Life lessons from the wife
You've met my wife in my columns. She's always been the voice of reason. She's kept my feet on the ground when some motorcycle or the other causes me to fly off in a maelstrom of desire and emotion. She has passed away.
I already knew intimately how much her voice and thought colours my opinion. But I began to get a sense of how much she mattered to you when I started getting messages from you all. Readers who realised how special my Arti was from the references in my columns. Thank you. Your words helped immensely.
There were many columns where Arti had either a direct role or a quieter, more subtle one. The one that got a tidal wave of reactions was Stop Waiting.
Today, I'd like to broach the same idea from a perspective Arti and I increasingly subscribed to in the recent years.
Consider the things you can guarantee. When you strip all the layers away, you will realise that only death is guaranteed, as macabre as that sounds. As Jim Morrison is eloquently said to have put it, "No one here gets out alive."
We are all going to die. Fact. It's the only prediction that must inescapably come true. Don't you think Death's finality and inevitability should factor in your decision making today?
In Arti's case, we knew in 2014 that we had to talk about death - her health was worsening. We needed to deny death the opportunity to sneak up on us. Little did I know that she was making ready in her usually cheerful, pragmatic way.
If we knew when our time would come, our lives would be far more ordered, no? But because we don't, our solution appears to be to live like death doesn't exist.
That sounds wrong, right?
Arti and I altered our approach to life, and it has been a big help. That is also the reason why I'm writing this column in a cloud of melancholy serenity rather than in a fog of tears and rage.
The first thing we changed is that we stopped trying to plan our future too carefully. The idea of a secure future is a powerful seduction. Forty years on you have the money to bankroll your dreams and realise that your body can't cash those cheques. That the motorcycles of your dreams are there for the taking. But age has made you slower, weaker and more risk averse. And you'll never ride with the zest of a 30-something again.

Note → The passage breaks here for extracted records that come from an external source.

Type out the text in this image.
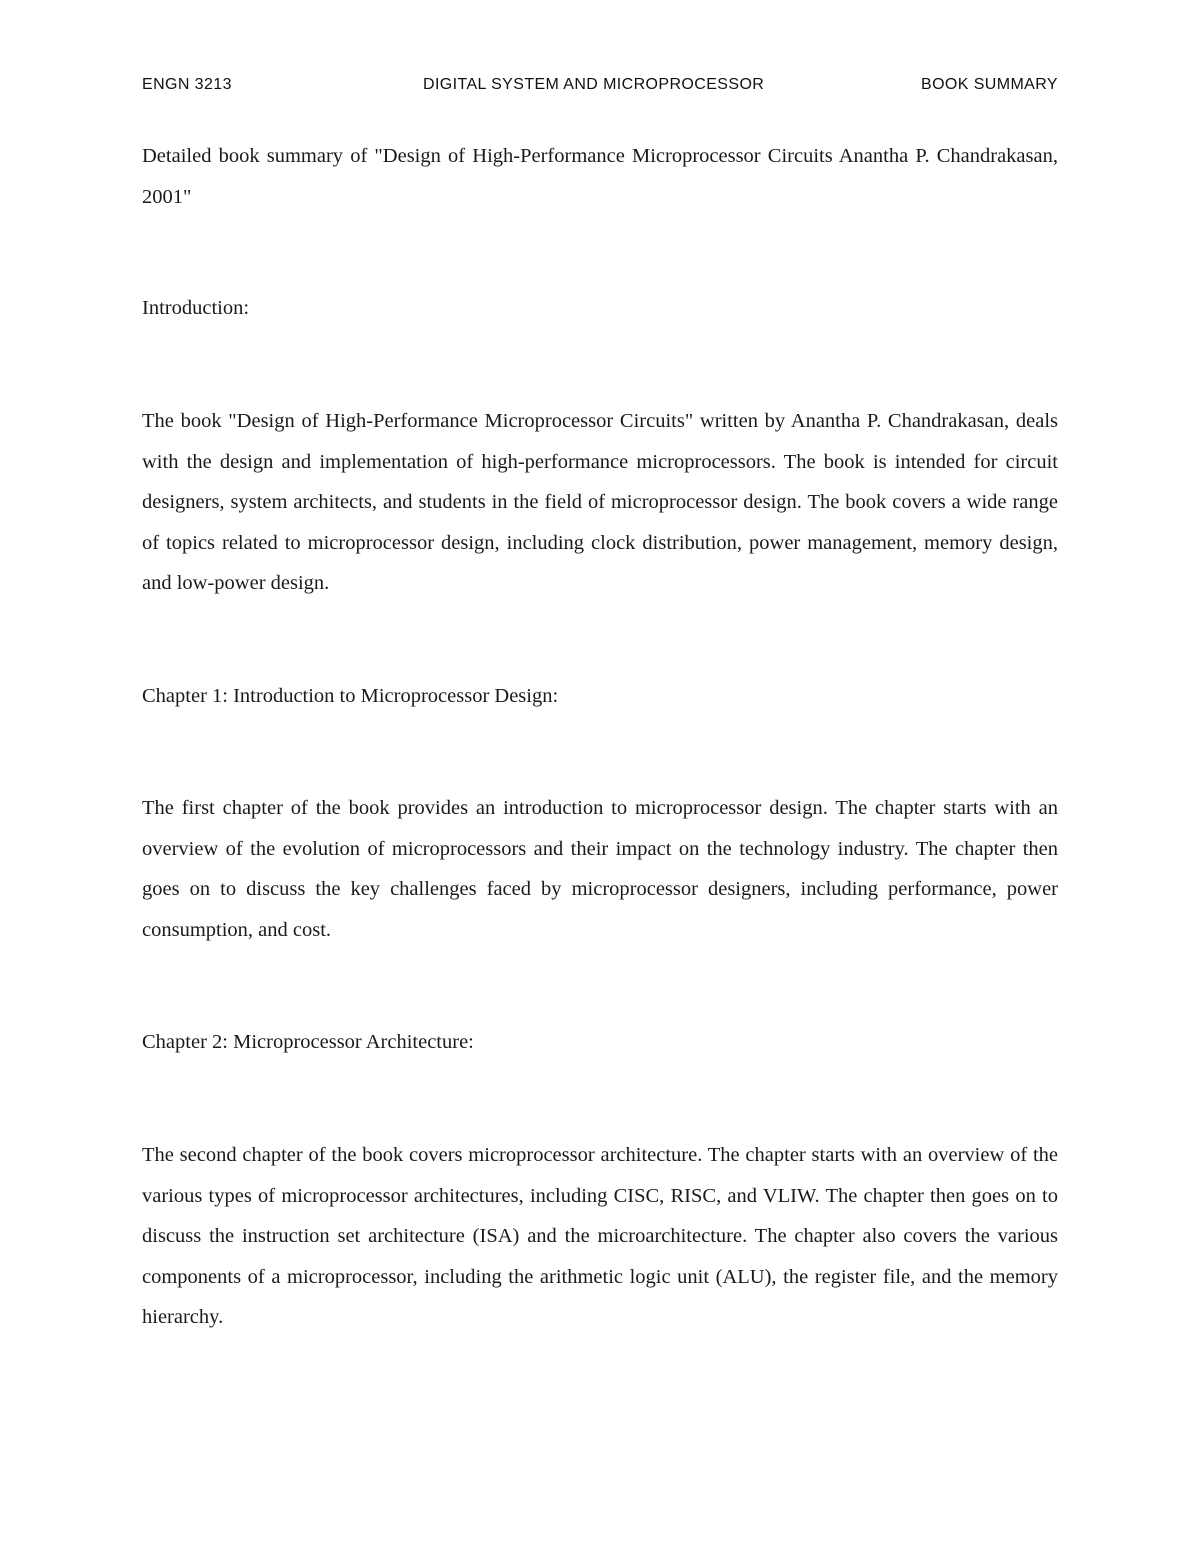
ENGN 3213	DIGITAL SYSTEM AND MICROPROCESSOR	BOOK SUMMARY

Detailed book summary of "Design of High-Performance Microprocessor Circuits Anantha P. Chandrakasan, 2001"

Introduction:

The book "Design of High-Performance Microprocessor Circuits" written by Anantha P. Chandrakasan, deals with the design and implementation of high-performance microprocessors. The book is intended for circuit designers, system architects, and students in the field of microprocessor design. The book covers a wide range of topics related to microprocessor design, including clock distribution, power management, memory design, and low-power design.

Chapter 1: Introduction to Microprocessor Design:

The first chapter of the book provides an introduction to microprocessor design. The chapter starts with an overview of the evolution of microprocessors and their impact on the technology industry. The chapter then goes on to discuss the key challenges faced by microprocessor designers, including performance, power consumption, and cost.

Chapter 2: Microprocessor Architecture:

The second chapter of the book covers microprocessor architecture. The chapter starts with an overview of the various types of microprocessor architectures, including CISC, RISC, and VLIW. The chapter then goes on to discuss the instruction set architecture (ISA) and the microarchitecture. The chapter also covers the various components of a microprocessor, including the arithmetic logic unit (ALU), the register file, and the memory hierarchy.
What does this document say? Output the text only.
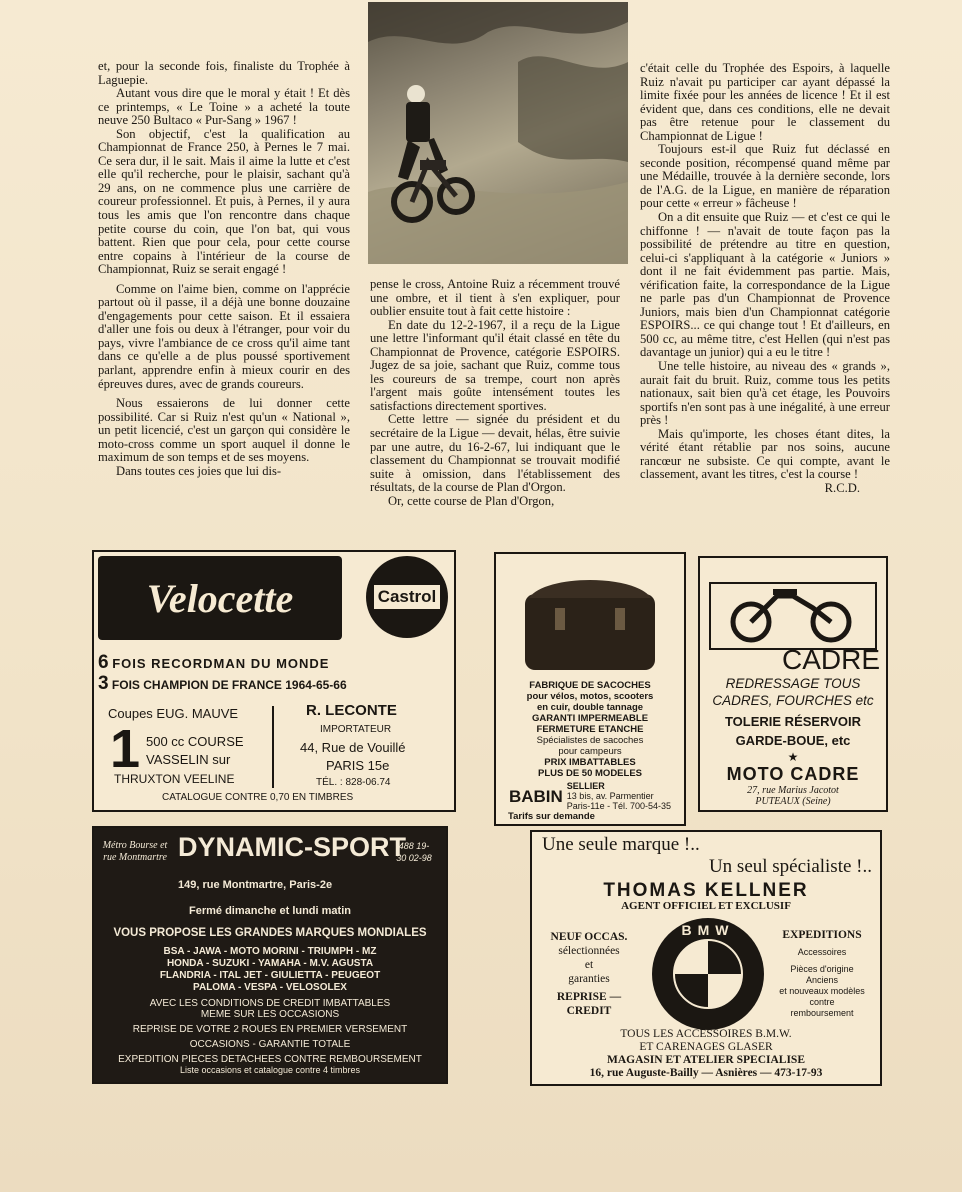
et, pour la seconde fois, finaliste du Trophée à Laguepie.

Autant vous dire que le moral y était ! Et dès ce printemps, « Le Toine » a acheté la toute neuve 250 Bultaco « Pur-Sang » 1967 !

Son objectif, c'est la qualification au Championnat de France 250, à Pernes le 7 mai. Ce sera dur, il le sait. Mais il aime la lutte et c'est elle qu'il recherche, pour le plaisir, sachant qu'à 29 ans, on ne commence plus une carrière de coureur professionnel. Et puis, à Pernes, il y aura tous les amis que l'on rencontre dans chaque petite course du coin, que l'on bat, qui vous battent. Rien que pour cela, pour cette course entre copains à l'intérieur de la course de Championnat, Ruiz se serait engagé !

Comme on l'aime bien, comme on l'apprécie partout où il passe, il a déjà une bonne douzaine d'engagements pour cette saison. Et il essaiera d'aller une fois ou deux à l'étranger, pour voir du pays, vivre l'ambiance de ce cross qu'il aime tant dans ce qu'elle a de plus poussé sportivement parlant, apprendre enfin à mieux courir en des épreuves dures, avec de grands coureurs.

Nous essaierons de lui donner cette possibilité. Car si Ruiz n'est qu'un « National », un petit licencié, c'est un garçon qui considère le moto-cross comme un sport auquel il donne le maximum de son temps et de ses moyens.

Dans toutes ces joies que lui dis-

pense le cross, Antoine Ruiz a récemment trouvé une ombre, et il tient à s'en expliquer, pour oublier ensuite tout à fait cette histoire :

En date du 12-2-1967, il a reçu de la Ligue une lettre l'informant qu'il était classé en tête du Championnat de Provence, catégorie ESPOIRS. Jugez de sa joie, sachant que Ruiz, comme tous les coureurs de sa trempe, court non après l'argent mais goûte intensément toutes les satisfactions directement sportives.

Cette lettre — signée du président et du secrétaire de la Ligue — devait, hélas, être suivie par une autre, du 16-2-67, lui indiquant que le classement du Championnat se trouvait modifié suite à omission, dans l'établissement des résultats, de la course de Plan d'Orgon.

Or, cette course de Plan d'Orgon,

c'était celle du Trophée des Espoirs, à laquelle Ruiz n'avait pu participer car ayant dépassé la limite fixée pour les années de licence ! Et il est évident que, dans ces conditions, elle ne devait pas être retenue pour le classement du Championnat de Ligue !

Toujours est-il que Ruiz fut déclassé en seconde position, récompensé quand même par une Médaille, trouvée à la dernière seconde, lors de l'A.G. de la Ligue, en manière de réparation pour cette « erreur » fâcheuse !

On a dit ensuite que Ruiz — et c'est ce qui le chiffonne ! — n'avait de toute façon pas la possibilité de prétendre au titre en question, celui-ci s'appliquant à la catégorie « Juniors » dont il ne fait évidemment pas partie. Mais, vérification faite, la correspondance de la Ligue ne parle pas d'un Championnat de Provence Juniors, mais bien d'un Championnat catégorie ESPOIRS... ce qui change tout ! Et d'ailleurs, en 500 cc, au même titre, c'est Hellen (qui n'est pas davantage un junior) qui a eu le titre !

Une telle histoire, au niveau des « grands », aurait fait du bruit. Ruiz, comme tous les petits nationaux, sait bien qu'à cet étage, les Pouvoirs sportifs n'en sont pas à une inégalité, à une erreur près !

Mais qu'importe, les choses étant dites, la vérité étant rétablie par nos soins, aucune rancœur ne subsiste. Ce qui compte, avant le classement, avant les titres, c'est la course !

R.C.D.
Velocette	Castrol
6 FOIS RECORDMAN DU MONDE
3 FOIS CHAMPION DE FRANCE 1964-65-66
Coupes EUG. MAUVE
1 500 cc COURSE
VASSELIN sur
THRUXTON VEELINE
R. LECONTE
IMPORTATEUR
44, Rue de Vouillé
PARIS 15e
TÉL. : 828-06.74
CATALOGUE CONTRE 0,70 EN TIMBRES
FABRIQUE DE SACOCHES
pour vélos, motos, scooters
en cuir, double tannage
GARANTI IMPERMEABLE
FERMETURE ETANCHE
Spécialistes de sacoches
pour campeurs
PRIX IMBATTABLES
PLUS DE 50 MODELES
BABIN
SELLIER
13 bis, av. Parmentier
Paris-11e - Tél. 700-54-35
Tarifs sur demande
CADRE
REDRESSAGE TOUS
CADRES, FOURCHES etc
TOLERIE RÉSERVOIR
GARDE-BOUE, etc
★
MOTO CADRE
27, rue Marius Jacotot
PUTEAUX (Seine)
Métro Bourse et rue Montmartre DYNAMIC-SPORT
488 19-30 02-98
149, rue Montmartre, Paris-2e
Fermé dimanche et lundi matin
VOUS PROPOSE LES GRANDES MARQUES MONDIALES
BSA - JAWA - MOTO MORINI - TRIUMPH - MZ
HONDA - SUZUKI - YAMAHA - M.V. AGUSTA
FLANDRIA - ITAL JET - GIULIETTA - PEUGEOT
PALOMA - VESPA - VELOSOLEX
AVEC LES CONDITIONS DE CREDIT IMBATTABLES
MEME SUR LES OCCASIONS
REPRISE DE VOTRE 2 ROUES EN PREMIER VERSEMENT
OCCASIONS - GARANTIE TOTALE
EXPEDITION PIECES DETACHEES CONTRE REMBOURSEMENT
Liste occasions et catalogue contre 4 timbres
Une seule marque !..
Un seul spécialiste !..
THOMAS KELLNER
AGENT OFFICIEL ET EXCLUSIF
NEUF OCCAS.
sélectionnées
et
garanties
REPRISE —
CREDIT
BMW	EXPEDITIONS
Accessoires
Pièces d'origine
Anciens
et nouveaux modèles
contre
remboursement
TOUS LES ACCESSOIRES B.M.W.
ET CARENAGES GLASER
MAGASIN ET ATELIER SPECIALISE
16, rue Auguste-Bailly — Asnières — 473-17-93
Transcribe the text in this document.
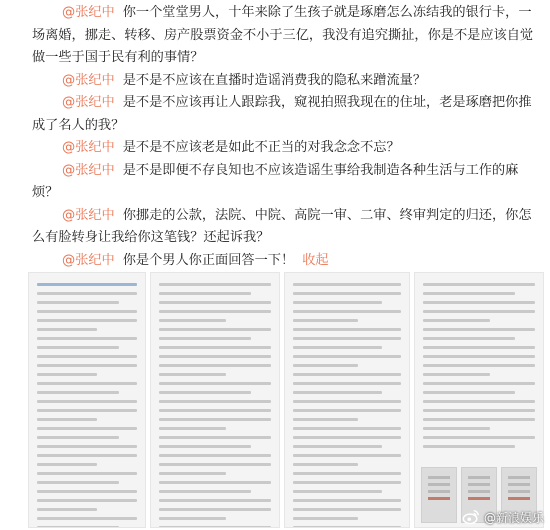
@张纪中 你一个堂堂男人，十年来除了生孩子就是琢磨怎么冻结我的银行卡，一场离婚，挪走、转移、房产股票资金不小于三亿，我没有追究撕扯，你是不是应该自觉做一些于国于民有利的事情？

@张纪中 是不是不应该在直播时造谣消费我的隐私来蹭流量？

@张纪中 是不是不应该再让人跟踪我，窥视拍照我现在的住址，老是琢磨把你推成了名人的我？

@张纪中 是不是不应该老是如此不正当的对我念念不忘？

@张纪中 是不是即便不存良知也不应该造谣生事给我制造各种生活与工作的麻烦？

@张纪中 你挪走的公款，法院、中院、高院一审、二审、终审判定的归还，你怎么有脸转身让我给你这笔钱？还起诉我？

@张纪中 你是个男人你正面回答一下！ 收起

@新浪娱乐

We decided to stop waiting too much. To indulge our passions while our bodies could keep up. Before death ended our adventure. A secure future is an oxymoron. How can we secure something we cannot reliably predict? Is sacrificing the present the solution?
We didn't ignore our future totally either. A long and healthy life is a solid probability. For me, for sure, she was convinced. Knock on wood. In that event, having savings and plans matters. Massively. At the level of survival as well as in terms of being comfortable and happy.
The challenge was to find a balance. We found ours. A selection of choices that extracts as much juice as possible from the present while keeping aside just enough for future reserves. A vastly less conservative plan that I guarantee a financial planner would upchuck a week's worth of meals over.
That's why Ferine. Because a bank loan wasn't what we needed at the time. But we wanted it. And to my surprise, Arti said that by skimping here and there we could just about afford the EMI.
The other thing we learnt is to accept our fundamental lack of control over the world. To focus on working hard to change or fix whatever is within our power.
This idea, 'Circles of Influence,' originated in a leadership class at my ex-employers, NIIT. It's a mechanism I use every day to deal with reality. Once we accepted, for example, that Arti's disease was chronic and irreversible, life became simpler. To deal with, if not to live with.
There were setbacks, but we worked hard at what we could to overcome them. We didn't worry too much outside of not leaving any stones unturned. The low phases and hospital stays didn't dent our confidence, or our drive to get back on our feet and march on. Our lack of control over the outcome didn't cause us to feel depressed. It was merely the nature of our playing field, unworthy of emotion. Steeply uphill but still just a path. Step by step, we marched on.
But here I am. She's not here with me. And this is my new reality. I have a profound sense of loss. Given how much she went through, more than a small measure of relief as well. That's a strange set of feelings to mix.
When I prod these feelings, a memory reminds me that my Arti was far wiser and prescient than I knew.
Many, many nights ago, we lingered quietly in our bedroom lit only by a sense of her immense happiness. "When I go, my love, don't mourn me. I've had a great life with you," she said softly, "Have a good life. Focus on the important stuff, okay? Buy lots of motorcycles!"